A Taxi Dispatch Problem involves assigning taxis to requests of passengers who are waiting at different locations for a trip. In today's economy and society, the Taxi Dispatch Problem and other transport problems can be found everywhere. Not only in transporting people, but also in food delivery from restaurants and package delivery for all kind of companies. Even though the applications are different, they still have something in common: serving as much as requests as possible, because that means the highest income. In this thesis, we consider the problem in the actual taxi field. A taxi driver often chooses to serve the passenger that is closest, because he makes no money while the taxi is vacant. However, for companies such as Uber, this is probably not the best solution. They have an overview of the locations of the taxis and passengers, and therefore, are able to make an optimal assignment between the taxis and requests. Sometimes, waiting a little longer for new requests leads to an even better solution.

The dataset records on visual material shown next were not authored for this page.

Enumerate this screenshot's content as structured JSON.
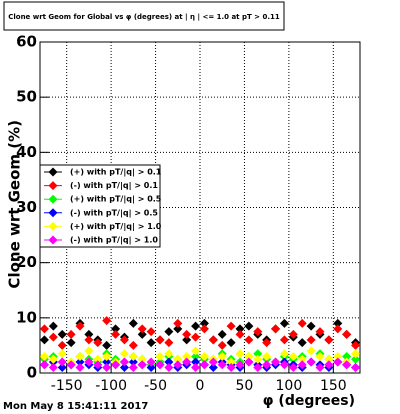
{
  "chart_data": {
    "type": "scatter",
    "title": "Clone wrt Geom for Global vs φ (degrees) at | η | <= 1.0 at pT > 0.11",
    "x_label": "φ (degrees)",
    "y_label": "Clone wrt Geom (%)",
    "timestamp": "Mon May  8 15:41:11 2017",
    "x": [
      -175,
      -165,
      -155,
      -145,
      -135,
      -125,
      -115,
      -105,
      -95,
      -85,
      -75,
      -65,
      -55,
      -45,
      -35,
      -25,
      -15,
      -5,
      5,
      15,
      25,
      35,
      45,
      55,
      65,
      75,
      85,
      95,
      105,
      115,
      125,
      135,
      145,
      155,
      165,
      175
    ],
    "xlim": [
      -180,
      180
    ],
    "xticks": [
      -150,
      -100,
      -50,
      0,
      50,
      100,
      150
    ],
    "ylim": [
      0,
      60
    ],
    "yticks": [
      0,
      10,
      20,
      30,
      40,
      50,
      60
    ],
    "grid": true,
    "series": [
      {
        "name": "(+) with pT/|q| > 0.1",
        "color": "#000000",
        "values": [
          6,
          8.5,
          7,
          5.5,
          9,
          7,
          6,
          5,
          8,
          6.5,
          9,
          7,
          5.5,
          6,
          7.5,
          8,
          6,
          8.5,
          9,
          6,
          7,
          5.5,
          8,
          8.5,
          7,
          6,
          8,
          9,
          6.5,
          5.5,
          8.5,
          7,
          6,
          9,
          7,
          5.5
        ]
      },
      {
        "name": "(-) with pT/|q| > 0.1",
        "color": "#ff0000",
        "values": [
          8,
          6.5,
          5,
          7,
          8.5,
          6,
          5.5,
          9.5,
          7,
          6,
          5,
          8,
          7.5,
          6,
          5.5,
          9,
          7,
          6.5,
          8,
          6,
          5,
          8.5,
          7,
          6,
          7.5,
          5.5,
          8,
          6,
          7,
          9,
          6,
          7.5,
          6,
          8,
          7,
          5
        ]
      },
      {
        "name": "(+) with pT/|q| > 0.5",
        "color": "#00ff00",
        "values": [
          2.5,
          3,
          2,
          1.5,
          3,
          2.5,
          2,
          3.5,
          2.5,
          2,
          3,
          2.5,
          1.5,
          2,
          3,
          2.5,
          2,
          3,
          2.5,
          2,
          3.5,
          2.5,
          2,
          3,
          3.5,
          2.5,
          2,
          3,
          2.5,
          3,
          2,
          3.5,
          2.5,
          2,
          3,
          2.5
        ]
      },
      {
        "name": "(-) with pT/|q| > 0.5",
        "color": "#0000ff",
        "values": [
          1.5,
          2,
          1,
          1.5,
          2,
          1.5,
          1,
          2,
          1.5,
          1,
          2,
          1.5,
          1,
          1.5,
          2,
          1,
          1.5,
          2,
          1.5,
          1,
          2,
          1.5,
          1,
          2,
          1.5,
          1,
          1.5,
          2,
          1.5,
          1,
          2,
          1.5,
          1,
          2,
          1.5,
          1
        ]
      },
      {
        "name": "(+) with pT/|q| > 1.0",
        "color": "#ffff00",
        "values": [
          3,
          2.5,
          3.5,
          2,
          3,
          4,
          2.5,
          3,
          2,
          3.5,
          3,
          2.5,
          2,
          3,
          3.5,
          2.5,
          3,
          4,
          3,
          2.5,
          3,
          2,
          3.5,
          3,
          2.5,
          3,
          2,
          3.5,
          3,
          2.5,
          4,
          3,
          2.5,
          3,
          2,
          3.5
        ]
      },
      {
        "name": "(-) with pT/|q| > 1.0",
        "color": "#ff00ff",
        "values": [
          1.5,
          1,
          2,
          1.5,
          1,
          2,
          1.5,
          1,
          1.5,
          2,
          1,
          1.5,
          2,
          1.5,
          1,
          1.5,
          2,
          1,
          1.5,
          2,
          1.5,
          1,
          1.5,
          2,
          1,
          1.5,
          2,
          1.5,
          1,
          1.5,
          2,
          1,
          1.5,
          2,
          1.5,
          1
        ]
      }
    ]
  }
}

Trying to optimize the problem for the long-run and predict where passengers appear and where taxis end up is perfectly suited for Reinforcement Learning (RL), a subfield of Machine Learning. To be able to solve an optimization problem such as a Taxi Dispatch Problem, there needs to be a goal. For a company, this is maximizing the income or profit, and a popular way to do that is by minimizing the travel time. This thesis takes a different approach by looking at the problem from the passenger's perspective, as satisfied passengers lead to more passengers. In this thesis, the goal is to find an optimal policy for assigning taxis to passengers such that the total waiting time over all passengers is minimized, by using Reinforcement Learning. In order to do that, we formulate the problem in terms of the elements of an RL problem, with the RL method Q-Learning as the learning algorithm and ϵ-Greedy as policy. Together with some restrictions and assumptions, we implement this in Java and use this program to make the agent learn and generate results, where the agent is the one that is responsible for assigning passengers to taxis and needs to learn how to make this assignment such that the total waiting time is minimized. We use the program to find the optimal policy.